EVOLUTION OF THE WESTERN U.S. WALKER LANE AND EAST CALIFORNIA SHEAR ZONE: INSIGHTS FROM GEODYNAMIC MODELING


HARRY, Dennis L., Department of Geosciences, Colorado State Univ, Fort Collins, CO 80523, dharry@cnr.colostate.edu

Cenozoic deformation in the central western United States Cordillera involves a transition from broadly distributed Miocene extension in the Great Basin to more focused post-Miocene transtensional deformation in the Walker Lane and East California Shear Zone (WLB/ECSZ). Inception of major strike-slip deformation in the late Miocene in the WLB/ECSZ approximately coincided with the onset of rifting in the Gulf of Baja, leading to the suggestion that this represents an eastward shift of the Pacific-North America (PAC/NAM) plate boundary. Geodynamic models suggest that this shift in the plate boundary was precipitated by strain weakening of the lithosphere east of the Sierra Nevada associated with Miocene westward migration of Basin and Range extension, and was strongly influenced by Mesozoic and older lithosphere-scale structural fabrics. The thick crust of the middle Cenozoic Sevier orogenic plateau created a broad weak zone in the Great Basin lithosphere. Widely distributed extension in this region resulted in relatively low rates of crustal thinning during most of the Miocene, promoting cooling and strengthening of the lithosphere that forced deformation to migrate outward from the central Great Basin with time. This “wide rift” mode of deformation was favored until extensional deformation reached the western edge of the North American Paleozoic continental margin. At this time, extension became confined to a relatively narrow region between the newly strengthened Great Basin and the relatively strong Sierra Nevada block. Subsequent extension in this narrow region resulted in rapid crustal thinning that inhibited thermal strengthening of the lithosphere and forced extensional forces to be distributed over an increasingly thinner lithosphere. This favors a “narrow rift” mode of deformation that progressively decreases the net strength of the lithosphere.
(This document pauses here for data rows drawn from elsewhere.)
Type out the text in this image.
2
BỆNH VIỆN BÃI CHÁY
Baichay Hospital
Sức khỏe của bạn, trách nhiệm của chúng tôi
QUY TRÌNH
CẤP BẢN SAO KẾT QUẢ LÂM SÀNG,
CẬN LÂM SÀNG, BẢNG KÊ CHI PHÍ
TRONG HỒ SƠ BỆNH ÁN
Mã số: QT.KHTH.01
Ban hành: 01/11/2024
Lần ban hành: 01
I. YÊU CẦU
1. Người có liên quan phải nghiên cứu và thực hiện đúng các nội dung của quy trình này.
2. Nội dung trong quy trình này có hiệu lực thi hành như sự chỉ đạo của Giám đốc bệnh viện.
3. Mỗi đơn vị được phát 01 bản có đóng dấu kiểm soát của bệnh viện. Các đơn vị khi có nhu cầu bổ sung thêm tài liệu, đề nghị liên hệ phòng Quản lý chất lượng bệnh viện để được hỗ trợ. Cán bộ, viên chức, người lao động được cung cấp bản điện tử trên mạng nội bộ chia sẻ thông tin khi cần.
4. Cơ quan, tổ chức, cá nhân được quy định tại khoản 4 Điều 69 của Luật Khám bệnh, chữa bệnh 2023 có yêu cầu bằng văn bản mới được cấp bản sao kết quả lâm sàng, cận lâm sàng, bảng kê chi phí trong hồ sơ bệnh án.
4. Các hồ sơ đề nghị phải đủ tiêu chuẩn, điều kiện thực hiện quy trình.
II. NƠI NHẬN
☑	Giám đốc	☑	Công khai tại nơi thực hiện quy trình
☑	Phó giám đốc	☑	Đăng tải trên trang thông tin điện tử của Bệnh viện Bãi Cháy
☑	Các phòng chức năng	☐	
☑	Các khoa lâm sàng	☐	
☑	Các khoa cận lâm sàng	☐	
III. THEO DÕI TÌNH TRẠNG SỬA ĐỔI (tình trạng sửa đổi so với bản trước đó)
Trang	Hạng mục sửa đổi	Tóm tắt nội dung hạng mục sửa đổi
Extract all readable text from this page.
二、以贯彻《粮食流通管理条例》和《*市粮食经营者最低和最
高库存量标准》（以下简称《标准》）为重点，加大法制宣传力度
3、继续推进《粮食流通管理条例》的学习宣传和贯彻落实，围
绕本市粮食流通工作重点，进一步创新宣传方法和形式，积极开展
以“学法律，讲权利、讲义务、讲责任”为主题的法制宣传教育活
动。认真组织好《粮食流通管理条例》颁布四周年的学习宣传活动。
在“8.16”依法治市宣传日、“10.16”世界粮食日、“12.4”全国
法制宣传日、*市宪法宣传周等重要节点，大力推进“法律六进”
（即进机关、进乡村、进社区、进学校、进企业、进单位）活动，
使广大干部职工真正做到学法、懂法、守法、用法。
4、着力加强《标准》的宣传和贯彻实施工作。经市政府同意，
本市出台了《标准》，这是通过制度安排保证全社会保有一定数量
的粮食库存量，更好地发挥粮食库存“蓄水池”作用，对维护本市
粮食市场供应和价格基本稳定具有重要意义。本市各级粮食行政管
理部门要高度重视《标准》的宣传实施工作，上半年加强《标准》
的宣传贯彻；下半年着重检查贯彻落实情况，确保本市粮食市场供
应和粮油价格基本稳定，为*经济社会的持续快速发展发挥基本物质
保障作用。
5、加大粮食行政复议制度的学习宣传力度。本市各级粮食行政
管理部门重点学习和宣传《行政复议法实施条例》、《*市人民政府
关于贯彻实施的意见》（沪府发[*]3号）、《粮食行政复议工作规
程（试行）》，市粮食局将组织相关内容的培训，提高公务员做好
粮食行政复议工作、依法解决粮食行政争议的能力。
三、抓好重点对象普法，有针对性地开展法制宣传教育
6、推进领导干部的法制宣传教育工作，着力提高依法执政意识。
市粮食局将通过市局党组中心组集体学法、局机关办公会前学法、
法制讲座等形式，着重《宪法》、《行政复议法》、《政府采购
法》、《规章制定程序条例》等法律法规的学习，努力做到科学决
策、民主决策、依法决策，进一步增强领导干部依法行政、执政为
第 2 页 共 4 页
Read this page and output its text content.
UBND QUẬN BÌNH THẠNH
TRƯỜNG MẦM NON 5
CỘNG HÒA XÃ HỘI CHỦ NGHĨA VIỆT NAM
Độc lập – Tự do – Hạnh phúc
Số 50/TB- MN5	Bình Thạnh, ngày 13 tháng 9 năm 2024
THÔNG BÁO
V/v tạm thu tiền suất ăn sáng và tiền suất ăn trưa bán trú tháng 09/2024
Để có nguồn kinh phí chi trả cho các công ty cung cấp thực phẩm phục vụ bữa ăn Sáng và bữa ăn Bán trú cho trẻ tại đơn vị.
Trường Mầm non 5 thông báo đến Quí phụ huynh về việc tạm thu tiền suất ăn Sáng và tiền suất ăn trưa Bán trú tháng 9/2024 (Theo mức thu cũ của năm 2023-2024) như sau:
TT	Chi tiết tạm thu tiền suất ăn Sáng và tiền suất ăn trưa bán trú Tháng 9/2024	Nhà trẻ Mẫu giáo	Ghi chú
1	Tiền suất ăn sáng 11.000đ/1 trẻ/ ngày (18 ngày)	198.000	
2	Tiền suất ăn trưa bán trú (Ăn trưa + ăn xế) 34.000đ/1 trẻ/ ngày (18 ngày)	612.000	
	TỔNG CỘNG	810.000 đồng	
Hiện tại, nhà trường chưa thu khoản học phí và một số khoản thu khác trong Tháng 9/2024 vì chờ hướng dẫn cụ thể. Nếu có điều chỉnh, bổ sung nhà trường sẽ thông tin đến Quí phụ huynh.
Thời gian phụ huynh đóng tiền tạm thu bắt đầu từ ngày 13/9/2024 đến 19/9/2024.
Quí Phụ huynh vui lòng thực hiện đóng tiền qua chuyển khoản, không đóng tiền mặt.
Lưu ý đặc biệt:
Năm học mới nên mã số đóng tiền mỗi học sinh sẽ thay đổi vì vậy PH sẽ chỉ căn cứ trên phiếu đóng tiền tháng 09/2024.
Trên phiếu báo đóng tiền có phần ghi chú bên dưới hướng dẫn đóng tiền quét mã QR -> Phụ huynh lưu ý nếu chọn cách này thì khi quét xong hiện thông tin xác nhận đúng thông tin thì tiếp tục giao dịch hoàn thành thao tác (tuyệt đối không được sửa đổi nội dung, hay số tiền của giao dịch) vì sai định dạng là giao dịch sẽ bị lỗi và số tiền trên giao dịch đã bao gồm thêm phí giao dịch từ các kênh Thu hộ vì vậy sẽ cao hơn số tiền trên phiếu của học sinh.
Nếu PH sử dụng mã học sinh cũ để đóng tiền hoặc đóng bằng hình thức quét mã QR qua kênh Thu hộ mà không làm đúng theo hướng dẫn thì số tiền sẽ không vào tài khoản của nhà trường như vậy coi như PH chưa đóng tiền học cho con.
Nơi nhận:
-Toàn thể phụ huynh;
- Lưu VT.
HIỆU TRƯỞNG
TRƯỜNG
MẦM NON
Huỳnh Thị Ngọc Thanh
By the end of the Miocene, the WLB/ECSZ lithosphere was sufficiently weak to capture a portion of the PAC/NAM relative plate motion. Current data are insufficient to determine if this represents incipient formation of a new plate boundary, long-term partitioning of plate boundary deformation between the San Andreas and WLB/ECSZ systems, or a transient deformation state that will continue to evolve.